The Sonus/Ribbon Enterprise family of SBCs has a great feature where it can use your Active Directory as both a means to authenticate logins, and also to dynamically make changes to your call routing.
It does this by using a service account to authenticate to AD and query the relevant attributes or group membership, depending on which of the above features is involved.
Whilst the password to this account is saved in the backup files and encrypted, I recently found that if you possess a REST login for the SBC you can use that to recover the password.

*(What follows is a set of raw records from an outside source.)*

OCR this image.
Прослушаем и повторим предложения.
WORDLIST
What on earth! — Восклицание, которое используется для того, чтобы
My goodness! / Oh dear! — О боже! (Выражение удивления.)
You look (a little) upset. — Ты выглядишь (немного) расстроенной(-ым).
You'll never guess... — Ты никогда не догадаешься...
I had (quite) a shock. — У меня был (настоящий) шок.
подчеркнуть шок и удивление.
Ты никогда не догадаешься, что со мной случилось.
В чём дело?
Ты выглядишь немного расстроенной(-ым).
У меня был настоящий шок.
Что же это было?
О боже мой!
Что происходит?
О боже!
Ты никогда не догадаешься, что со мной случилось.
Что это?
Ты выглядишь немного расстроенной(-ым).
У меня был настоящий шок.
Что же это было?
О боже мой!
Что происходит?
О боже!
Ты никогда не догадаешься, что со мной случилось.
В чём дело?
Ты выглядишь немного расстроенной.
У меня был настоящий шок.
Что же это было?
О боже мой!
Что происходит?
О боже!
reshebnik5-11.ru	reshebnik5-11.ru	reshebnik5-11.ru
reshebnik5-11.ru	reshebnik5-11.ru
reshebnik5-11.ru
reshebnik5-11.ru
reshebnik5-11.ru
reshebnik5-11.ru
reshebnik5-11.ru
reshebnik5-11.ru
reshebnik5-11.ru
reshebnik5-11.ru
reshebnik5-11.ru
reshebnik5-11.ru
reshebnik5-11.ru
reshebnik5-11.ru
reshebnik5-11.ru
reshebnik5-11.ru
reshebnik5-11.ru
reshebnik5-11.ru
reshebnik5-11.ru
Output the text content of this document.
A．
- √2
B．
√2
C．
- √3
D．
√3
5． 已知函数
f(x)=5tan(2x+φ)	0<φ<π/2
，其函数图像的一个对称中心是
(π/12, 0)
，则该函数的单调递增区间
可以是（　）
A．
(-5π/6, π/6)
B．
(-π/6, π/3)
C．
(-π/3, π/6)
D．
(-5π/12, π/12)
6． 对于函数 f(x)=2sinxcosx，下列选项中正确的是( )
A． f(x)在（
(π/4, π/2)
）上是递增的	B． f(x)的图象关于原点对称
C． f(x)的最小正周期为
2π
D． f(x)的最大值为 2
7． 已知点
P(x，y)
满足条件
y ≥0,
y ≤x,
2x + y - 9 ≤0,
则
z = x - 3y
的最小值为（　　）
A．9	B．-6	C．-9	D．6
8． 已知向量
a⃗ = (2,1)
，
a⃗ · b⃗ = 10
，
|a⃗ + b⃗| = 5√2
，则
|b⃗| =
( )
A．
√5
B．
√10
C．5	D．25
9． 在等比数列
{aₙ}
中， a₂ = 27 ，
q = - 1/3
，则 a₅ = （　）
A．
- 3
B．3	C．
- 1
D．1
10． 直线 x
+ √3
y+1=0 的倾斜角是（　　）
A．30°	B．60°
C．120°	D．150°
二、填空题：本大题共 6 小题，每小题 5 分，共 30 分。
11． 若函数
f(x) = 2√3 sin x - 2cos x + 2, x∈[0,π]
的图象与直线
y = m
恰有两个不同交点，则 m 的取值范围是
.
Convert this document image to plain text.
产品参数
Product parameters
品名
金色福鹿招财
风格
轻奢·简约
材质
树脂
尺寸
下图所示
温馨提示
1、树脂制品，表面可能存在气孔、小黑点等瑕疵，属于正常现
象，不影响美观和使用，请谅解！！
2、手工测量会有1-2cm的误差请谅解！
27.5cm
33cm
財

Here’s the relevant entry in the Domain Controllers table from my SBC:
And here’s the P$ to recover the password:
$SbcFqdn = "mySBC.contoso.com" $RestLogin = "myRestLogin" $RestPassword = "myRestPassword" $BodyValue = "Username=$RestLogin&Password=$RestPassword" $url = "https://$SbcFqdn/rest/login" $Query = Invoke-RestMethod -Uri $url -Method Post -Body $BodyValue -SessionVariable SessionVar $url = "https://$SbcFQDN/rest/domaincontroller/1" $Query = Invoke-RestMethod -Uri $url -Method GET -WebSession $SessionVar $Query
Obviously for the above you need to have a REST login for this SBC. If you don’t already have one of those, that can be created under Security / Users / Local User Management.
The only other point to mention in the above is the “1” I’ve highlighted at the end of the domain controller query. That needs to be the number of the “Primary Key” of the DC you want to query. That’s the value at the far right of the Domain Controllers table.
Tada!
Security Risk?
Are you a glass half-full or a glass half-empty person?
Because this password is only recoverable by you through an encrypted (https) REST session, for which you need a valid REST login to the SBC, Ribbon deems this not to be a security risk.
It does however demonstrate the need to diligently manage the rights of service accounts you use for third party products like the SBC.
Resources
Read some more about REST and the DomainController query here:
Revision History
25th July 2018. This is the initial release.
– G.
I think you nailed it on the head there with the line “diligently manage the rights of service accounts”
Whilst I don’t see an issue with it being recoverable myself some orgs have some pretty serious requirements around this.
If Sonus are going to tell us we cant have access to the shell on the box any more for “Security” then we should have the option to harden this too.
This should totally be an option “Allow Password Recovery via REST”.
(probably during initial setup or when you enter the creds)
Imagine if you will an appliance setup initially by internal staff not really understanding the technology then handing the management over to a 3rd party integrator.
I get given a password to the Sonus appliance and create myself a REST account, only to find that at some point “for testing” someone used domain admin creds for LDAP and forgot to change it.. I now have the ability to potentially recover a domain admin account.
We all know that best practice says this shouldn’t happen, but unfortunately not everyone follows best practice. And just like we have to protect users from themselves. We need to protect businesses from cowboy admins.